If this didn’t even fully work back then – kids still didn’t listen and people were still mean to one another – why are they bringing something so similar back now we’re in high school? Why are we giving out bulldog bucks?
Now before you get all angry at me for slamming down on something that gives you money or lets you get free lunches, trust me. I like that stuff as much as anyone, if not moreso. But think about the goal that is trying to be reached: students being kinder, better people to one another as well as the teachers and environment around them.
Is some blue piece of paper going to help with that?
I know for a fact that, even as you get older, your maturity doesn’t necessarily grow with your height. It actually seems to decrease if anything, but bringing something so elementary back into a place that promised to be the opposite isn’t going to solve that. I guess the idea of the Bulldog Buck is to suggest that doing the average is good, or even above and beyond expectations.
Since when have expectations been so low?
People get nothing for bringing animals to shelters, feeding the homeless, volunteering to help those in need. Those people seem to expect so little. Do I deserve anything for helping that kid pick up his books? Even if I don’t know him, it isn’t anything but common courtesy. Even if he hates me, it isn’t anything more than the right thing to do. Yet if I did happen to do that oh so generous action in front of a teacher that follows the Bulldog Bucks belief, I would get rewarded. The theory is that the next time, even when there isn’t a teacher around, I’ll be more likely to help because it is mere routine.
But is that realistic?
It was nothing more than coincidence that I made that decision last time. For all anyone knows, I could be stressed or just too selfish to help next time. We’re teenagers and not many of us truly think of others first. This is just a waste of paper. This isn’t possible or very likely, but couldn’t some kid just be doing this exceptional behavior because there is a teacher watching? Isn’t it kind of favoritism? Could I have one Bulldog Buck, but I ask a friend and they have seven. Are they actually a better person than me? Have they done more than me, or did they simply do more than me in front of someone with authority?
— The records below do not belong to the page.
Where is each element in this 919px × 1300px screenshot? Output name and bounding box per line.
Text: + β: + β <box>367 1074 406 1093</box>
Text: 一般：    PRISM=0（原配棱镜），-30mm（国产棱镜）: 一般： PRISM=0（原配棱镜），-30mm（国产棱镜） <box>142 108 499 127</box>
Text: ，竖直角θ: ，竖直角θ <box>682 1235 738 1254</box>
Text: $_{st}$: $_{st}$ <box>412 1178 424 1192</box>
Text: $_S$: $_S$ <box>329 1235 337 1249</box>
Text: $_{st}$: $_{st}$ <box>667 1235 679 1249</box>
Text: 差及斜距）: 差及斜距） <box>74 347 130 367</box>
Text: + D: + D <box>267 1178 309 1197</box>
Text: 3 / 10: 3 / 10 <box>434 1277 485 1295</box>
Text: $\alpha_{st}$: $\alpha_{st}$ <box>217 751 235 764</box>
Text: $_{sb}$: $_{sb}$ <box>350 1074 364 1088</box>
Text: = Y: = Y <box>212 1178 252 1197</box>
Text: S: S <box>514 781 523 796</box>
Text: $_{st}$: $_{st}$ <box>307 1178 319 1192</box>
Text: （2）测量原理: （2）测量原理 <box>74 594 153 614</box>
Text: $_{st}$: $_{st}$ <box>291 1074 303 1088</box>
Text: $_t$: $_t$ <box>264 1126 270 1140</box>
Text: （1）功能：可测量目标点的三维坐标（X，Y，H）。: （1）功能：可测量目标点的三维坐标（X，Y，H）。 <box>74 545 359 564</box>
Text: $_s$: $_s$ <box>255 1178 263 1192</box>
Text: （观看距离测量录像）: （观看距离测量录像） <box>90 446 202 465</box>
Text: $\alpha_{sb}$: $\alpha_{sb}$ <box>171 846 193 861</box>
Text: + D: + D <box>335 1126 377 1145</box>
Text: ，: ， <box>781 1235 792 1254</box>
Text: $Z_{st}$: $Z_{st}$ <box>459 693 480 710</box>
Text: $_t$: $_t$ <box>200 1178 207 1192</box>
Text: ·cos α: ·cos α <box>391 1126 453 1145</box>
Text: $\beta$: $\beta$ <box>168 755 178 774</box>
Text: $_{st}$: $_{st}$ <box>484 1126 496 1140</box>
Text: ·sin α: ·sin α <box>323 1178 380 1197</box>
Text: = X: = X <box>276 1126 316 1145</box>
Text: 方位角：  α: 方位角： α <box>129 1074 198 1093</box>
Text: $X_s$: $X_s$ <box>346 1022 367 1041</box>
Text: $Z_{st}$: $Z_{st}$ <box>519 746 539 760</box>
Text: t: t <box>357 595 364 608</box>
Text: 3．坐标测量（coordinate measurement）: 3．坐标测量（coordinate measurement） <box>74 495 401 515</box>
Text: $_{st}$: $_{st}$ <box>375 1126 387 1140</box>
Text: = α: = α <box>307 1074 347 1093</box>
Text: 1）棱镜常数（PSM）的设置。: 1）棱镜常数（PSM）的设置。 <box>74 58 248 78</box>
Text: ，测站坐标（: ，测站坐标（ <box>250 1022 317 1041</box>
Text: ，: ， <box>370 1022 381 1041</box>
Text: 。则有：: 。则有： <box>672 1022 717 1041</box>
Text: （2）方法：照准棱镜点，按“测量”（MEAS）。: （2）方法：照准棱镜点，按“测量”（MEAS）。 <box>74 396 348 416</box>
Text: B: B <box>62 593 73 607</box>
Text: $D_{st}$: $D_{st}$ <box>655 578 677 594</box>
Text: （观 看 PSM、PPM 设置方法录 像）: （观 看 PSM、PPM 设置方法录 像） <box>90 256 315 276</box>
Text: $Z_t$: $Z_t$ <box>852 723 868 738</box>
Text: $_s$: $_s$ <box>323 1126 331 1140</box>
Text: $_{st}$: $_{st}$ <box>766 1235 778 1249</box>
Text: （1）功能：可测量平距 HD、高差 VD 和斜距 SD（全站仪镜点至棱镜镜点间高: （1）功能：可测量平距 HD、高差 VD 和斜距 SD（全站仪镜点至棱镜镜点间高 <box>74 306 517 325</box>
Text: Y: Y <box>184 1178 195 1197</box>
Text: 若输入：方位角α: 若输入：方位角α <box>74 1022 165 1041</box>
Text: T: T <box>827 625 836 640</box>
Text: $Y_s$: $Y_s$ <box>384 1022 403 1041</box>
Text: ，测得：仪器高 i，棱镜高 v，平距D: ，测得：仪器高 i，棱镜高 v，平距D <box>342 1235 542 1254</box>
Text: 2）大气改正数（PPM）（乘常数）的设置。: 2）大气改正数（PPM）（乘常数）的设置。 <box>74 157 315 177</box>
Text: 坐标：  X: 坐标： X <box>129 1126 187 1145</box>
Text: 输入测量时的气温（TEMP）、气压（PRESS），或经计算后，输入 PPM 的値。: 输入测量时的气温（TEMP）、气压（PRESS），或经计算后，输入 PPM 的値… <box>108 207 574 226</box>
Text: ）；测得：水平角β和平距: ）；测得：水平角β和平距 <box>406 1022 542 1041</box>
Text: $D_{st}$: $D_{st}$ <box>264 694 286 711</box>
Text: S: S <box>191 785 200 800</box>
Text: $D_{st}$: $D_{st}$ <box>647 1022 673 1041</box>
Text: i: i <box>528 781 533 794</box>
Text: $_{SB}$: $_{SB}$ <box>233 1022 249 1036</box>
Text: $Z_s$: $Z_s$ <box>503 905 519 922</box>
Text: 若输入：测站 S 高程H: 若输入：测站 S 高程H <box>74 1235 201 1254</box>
And what about the real ones? What about the person that is always kind to others and never thanked never appreciated. What if they are left in the dust and get nothing? What if that “popular” obnoxious guy who always stabs the back of your head with a pencil is the one that gets the Bulldog Buck? What if the teachers favor certain kids for some reason?
Ultimately what scares me more is not the fact that the school decided to put Bulldog Bucks into play; that’s their decision. It’s the fact that they believe that we, as young audlts, need them. We need them to stay in line or just be even better people. We should be good people without the need of praise.
Let’s not take away Bulldog Bucks, but be Bulldogs without the buck.